8 May 2024
Animal Logic’s Research and Development Department is always looking for new ways to promote innovation and foster collaboration, and in 2023, an exciting opportunity came up that saw the team initiate a sponsored research project with the University of British Columbia located in Vancouver, Canada.
The project was led by Engineering Manager Curtis Andrus, with assistance from developers Guillaume Pernin and Soorya Narayan, with Manuel Oliveira, a PhD student, the main contributor to the project. Over four months, Manuel collaborated with the Procedural Geometry & Simulation team on the proposed problem and received mentorship from his Professor Alla Sheffer (University of British Columbia).
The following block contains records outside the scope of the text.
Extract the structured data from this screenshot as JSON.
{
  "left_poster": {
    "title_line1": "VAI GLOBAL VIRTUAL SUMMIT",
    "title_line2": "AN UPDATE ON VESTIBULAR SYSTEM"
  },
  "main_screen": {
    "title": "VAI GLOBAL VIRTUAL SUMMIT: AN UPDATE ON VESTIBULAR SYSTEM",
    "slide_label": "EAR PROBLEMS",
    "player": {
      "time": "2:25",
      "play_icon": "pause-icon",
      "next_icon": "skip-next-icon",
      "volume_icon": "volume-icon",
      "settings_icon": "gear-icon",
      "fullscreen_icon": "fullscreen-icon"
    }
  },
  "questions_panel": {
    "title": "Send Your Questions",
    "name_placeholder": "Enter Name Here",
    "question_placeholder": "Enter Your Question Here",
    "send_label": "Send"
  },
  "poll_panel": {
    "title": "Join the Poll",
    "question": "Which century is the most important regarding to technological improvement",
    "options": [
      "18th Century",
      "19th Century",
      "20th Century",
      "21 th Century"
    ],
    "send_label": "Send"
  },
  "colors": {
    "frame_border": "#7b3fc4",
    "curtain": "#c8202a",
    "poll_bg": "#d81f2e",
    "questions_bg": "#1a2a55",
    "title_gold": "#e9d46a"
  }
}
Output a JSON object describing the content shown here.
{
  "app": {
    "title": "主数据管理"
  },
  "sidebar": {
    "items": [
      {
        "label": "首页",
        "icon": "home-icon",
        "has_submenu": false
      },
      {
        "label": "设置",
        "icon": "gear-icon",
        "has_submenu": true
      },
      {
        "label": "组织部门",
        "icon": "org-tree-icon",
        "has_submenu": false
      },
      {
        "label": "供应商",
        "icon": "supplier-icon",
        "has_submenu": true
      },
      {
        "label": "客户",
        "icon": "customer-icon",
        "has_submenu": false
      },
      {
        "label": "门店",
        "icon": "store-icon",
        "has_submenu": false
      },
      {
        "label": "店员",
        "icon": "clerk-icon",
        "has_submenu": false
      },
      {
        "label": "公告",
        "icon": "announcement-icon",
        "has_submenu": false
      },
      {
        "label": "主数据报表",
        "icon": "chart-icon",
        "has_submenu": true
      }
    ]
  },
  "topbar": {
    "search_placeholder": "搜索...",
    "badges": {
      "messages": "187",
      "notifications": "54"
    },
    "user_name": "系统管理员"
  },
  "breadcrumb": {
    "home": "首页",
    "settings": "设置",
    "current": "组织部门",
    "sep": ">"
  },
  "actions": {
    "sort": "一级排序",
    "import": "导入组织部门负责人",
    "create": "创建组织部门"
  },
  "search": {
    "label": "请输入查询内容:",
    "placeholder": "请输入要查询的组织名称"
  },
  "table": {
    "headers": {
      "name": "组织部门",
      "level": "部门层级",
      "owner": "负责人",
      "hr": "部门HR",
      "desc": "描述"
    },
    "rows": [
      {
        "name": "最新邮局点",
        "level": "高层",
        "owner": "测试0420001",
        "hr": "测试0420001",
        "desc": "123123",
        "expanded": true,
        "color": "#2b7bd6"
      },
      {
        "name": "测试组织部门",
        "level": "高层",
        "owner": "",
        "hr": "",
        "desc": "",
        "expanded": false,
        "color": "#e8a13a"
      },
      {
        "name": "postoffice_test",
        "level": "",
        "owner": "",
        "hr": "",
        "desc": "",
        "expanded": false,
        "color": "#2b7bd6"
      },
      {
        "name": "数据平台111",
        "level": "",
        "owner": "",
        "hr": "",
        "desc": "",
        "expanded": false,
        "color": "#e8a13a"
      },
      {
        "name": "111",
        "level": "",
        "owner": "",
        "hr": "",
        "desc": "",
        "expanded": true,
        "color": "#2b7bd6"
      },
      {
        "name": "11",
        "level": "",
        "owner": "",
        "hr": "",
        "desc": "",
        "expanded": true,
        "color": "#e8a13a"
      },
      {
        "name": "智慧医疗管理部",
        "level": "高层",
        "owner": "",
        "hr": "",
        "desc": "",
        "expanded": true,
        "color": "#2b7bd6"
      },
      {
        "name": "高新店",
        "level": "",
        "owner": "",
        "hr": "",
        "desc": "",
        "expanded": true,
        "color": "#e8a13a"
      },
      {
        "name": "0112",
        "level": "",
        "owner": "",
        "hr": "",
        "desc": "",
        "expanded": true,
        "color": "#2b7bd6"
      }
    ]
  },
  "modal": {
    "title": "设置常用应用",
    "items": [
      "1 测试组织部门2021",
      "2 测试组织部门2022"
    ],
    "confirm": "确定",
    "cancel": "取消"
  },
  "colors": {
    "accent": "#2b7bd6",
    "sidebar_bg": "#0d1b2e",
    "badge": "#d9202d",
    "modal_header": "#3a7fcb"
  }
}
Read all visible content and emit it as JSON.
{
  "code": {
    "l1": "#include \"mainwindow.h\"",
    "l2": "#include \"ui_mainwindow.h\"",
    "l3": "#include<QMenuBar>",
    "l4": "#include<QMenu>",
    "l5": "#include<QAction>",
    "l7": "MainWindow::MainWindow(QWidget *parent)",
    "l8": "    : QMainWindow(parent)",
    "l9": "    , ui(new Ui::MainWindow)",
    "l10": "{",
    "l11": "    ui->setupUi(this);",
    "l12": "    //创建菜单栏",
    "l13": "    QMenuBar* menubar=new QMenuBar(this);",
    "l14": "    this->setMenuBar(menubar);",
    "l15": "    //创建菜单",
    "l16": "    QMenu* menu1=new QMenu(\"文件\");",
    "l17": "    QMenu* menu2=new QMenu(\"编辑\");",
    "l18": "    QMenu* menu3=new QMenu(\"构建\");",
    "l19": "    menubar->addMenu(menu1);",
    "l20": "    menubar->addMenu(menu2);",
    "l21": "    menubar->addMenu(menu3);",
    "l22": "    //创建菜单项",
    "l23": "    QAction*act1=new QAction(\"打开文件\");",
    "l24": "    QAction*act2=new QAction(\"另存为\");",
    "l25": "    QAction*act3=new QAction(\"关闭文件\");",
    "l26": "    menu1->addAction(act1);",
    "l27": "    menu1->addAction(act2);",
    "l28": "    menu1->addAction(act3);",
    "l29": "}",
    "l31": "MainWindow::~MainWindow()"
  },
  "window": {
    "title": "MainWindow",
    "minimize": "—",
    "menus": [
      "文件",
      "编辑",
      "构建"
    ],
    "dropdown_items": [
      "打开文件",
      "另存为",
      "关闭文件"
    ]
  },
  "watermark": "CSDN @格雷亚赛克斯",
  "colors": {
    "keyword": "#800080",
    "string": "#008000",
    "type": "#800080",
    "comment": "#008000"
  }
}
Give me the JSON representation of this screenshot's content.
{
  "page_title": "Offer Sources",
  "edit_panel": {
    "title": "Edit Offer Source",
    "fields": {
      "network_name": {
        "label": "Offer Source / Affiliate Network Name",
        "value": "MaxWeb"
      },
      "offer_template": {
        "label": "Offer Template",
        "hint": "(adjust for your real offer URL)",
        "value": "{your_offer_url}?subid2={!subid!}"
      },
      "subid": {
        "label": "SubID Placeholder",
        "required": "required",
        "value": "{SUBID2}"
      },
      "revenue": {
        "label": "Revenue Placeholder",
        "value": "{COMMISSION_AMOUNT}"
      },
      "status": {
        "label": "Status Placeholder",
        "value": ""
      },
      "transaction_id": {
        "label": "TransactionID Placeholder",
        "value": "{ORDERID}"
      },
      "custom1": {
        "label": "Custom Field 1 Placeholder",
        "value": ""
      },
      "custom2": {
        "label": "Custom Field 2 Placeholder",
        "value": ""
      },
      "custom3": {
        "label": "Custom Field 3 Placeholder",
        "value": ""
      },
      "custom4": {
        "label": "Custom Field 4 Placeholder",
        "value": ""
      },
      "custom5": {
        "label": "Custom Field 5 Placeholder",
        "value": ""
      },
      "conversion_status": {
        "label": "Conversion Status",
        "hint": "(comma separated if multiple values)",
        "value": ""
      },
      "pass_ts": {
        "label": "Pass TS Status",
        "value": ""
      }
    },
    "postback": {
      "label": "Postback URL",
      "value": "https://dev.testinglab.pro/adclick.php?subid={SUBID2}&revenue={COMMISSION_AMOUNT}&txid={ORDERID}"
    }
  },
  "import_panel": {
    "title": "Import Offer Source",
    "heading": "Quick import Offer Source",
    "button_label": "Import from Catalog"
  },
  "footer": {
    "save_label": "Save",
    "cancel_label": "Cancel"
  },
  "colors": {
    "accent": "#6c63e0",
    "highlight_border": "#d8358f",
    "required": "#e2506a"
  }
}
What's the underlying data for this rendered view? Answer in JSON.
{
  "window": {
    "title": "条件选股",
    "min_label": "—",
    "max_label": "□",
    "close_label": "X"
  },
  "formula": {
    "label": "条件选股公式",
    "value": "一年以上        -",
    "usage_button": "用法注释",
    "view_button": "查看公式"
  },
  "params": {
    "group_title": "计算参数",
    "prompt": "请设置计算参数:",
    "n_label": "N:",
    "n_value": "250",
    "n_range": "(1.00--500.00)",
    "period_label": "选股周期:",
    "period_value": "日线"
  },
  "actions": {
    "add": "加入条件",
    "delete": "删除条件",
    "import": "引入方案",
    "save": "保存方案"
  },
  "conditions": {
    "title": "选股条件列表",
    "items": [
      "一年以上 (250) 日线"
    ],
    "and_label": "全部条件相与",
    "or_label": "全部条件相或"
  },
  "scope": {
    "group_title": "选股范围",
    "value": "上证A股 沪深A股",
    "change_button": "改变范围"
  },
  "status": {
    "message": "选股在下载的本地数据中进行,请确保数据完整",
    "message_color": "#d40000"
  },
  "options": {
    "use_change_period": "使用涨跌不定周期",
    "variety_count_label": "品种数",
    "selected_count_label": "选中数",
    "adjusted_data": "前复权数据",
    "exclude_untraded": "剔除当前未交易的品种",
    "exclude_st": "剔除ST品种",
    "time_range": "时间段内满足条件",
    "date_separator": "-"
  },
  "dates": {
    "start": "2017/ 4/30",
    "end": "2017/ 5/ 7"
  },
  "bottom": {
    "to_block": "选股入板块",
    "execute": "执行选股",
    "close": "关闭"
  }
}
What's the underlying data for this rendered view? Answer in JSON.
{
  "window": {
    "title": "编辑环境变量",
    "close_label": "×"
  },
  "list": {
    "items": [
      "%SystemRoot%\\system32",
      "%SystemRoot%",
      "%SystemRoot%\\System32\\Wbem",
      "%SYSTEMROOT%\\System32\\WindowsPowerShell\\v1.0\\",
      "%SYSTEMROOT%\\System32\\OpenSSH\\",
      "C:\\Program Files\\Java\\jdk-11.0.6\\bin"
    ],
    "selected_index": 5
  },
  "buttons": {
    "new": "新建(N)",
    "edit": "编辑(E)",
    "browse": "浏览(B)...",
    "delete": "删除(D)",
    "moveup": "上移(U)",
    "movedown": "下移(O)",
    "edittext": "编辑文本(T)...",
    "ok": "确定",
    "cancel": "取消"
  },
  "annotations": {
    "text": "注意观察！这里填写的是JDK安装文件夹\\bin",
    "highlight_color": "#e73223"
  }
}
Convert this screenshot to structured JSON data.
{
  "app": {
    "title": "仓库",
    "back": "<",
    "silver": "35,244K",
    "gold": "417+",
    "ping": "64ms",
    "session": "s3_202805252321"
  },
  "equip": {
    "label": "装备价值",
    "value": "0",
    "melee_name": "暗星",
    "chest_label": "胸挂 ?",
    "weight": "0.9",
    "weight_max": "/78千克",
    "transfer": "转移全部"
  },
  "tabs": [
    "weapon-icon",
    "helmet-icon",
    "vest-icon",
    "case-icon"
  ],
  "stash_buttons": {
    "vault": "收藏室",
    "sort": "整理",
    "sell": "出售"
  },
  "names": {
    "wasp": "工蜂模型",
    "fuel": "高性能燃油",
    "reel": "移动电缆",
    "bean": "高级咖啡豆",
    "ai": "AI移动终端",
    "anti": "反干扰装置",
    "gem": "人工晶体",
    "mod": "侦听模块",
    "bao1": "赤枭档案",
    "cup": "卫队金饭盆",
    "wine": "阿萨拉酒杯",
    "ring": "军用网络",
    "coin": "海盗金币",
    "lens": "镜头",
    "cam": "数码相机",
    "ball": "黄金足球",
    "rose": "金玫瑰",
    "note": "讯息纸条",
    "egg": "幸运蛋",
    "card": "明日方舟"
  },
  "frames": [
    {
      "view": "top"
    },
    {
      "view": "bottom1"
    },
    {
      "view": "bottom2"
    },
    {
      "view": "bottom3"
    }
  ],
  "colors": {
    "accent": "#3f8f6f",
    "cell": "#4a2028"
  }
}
While undergoing the set-up and application process, Animal Logic received incredible assistance from the Innovation Partnerships Team, Sabrina Hauser, and Tina Lee, which led to the team being accepted into the Mitacs Accelerate program. The Mitacs Accelerate program provides short and long-term funding internships for master’s students, PhD candidates, and postdoctoral fellows.
The research project, Grooming – Guide Hair Interpolation, looked at Alfro, Animal Logic’s hair and fur grooming system, which exists largely as a set of nodes in Houdini. The typical artist workflow involves manually grooming a small set of guide hairs (thousands) and interpolating between those hairs to get the full-density groom. The interpolation step needs to build the shape of a groom curve from the shapes of nearby guide curves while avoiding guides on entirely different parts of the skin. Before the research project, this was achieved by generating a triangle mesh from the guide curves’ root points (called a retile mesh) and doing closest point lookups on that mesh to determine interpolation weights. However, this approach still had limitations with self-intersection surfaces or small numbers of guide curves. By the end of this project, a new approach was discovered that enabled teams to interpolate an even fewer number of guides directly on the original surface, avoiding the problems with the retile mesh approach!
The project was extremely beneficial to both parties, providing insightful research results and successful collaboration across disciplines.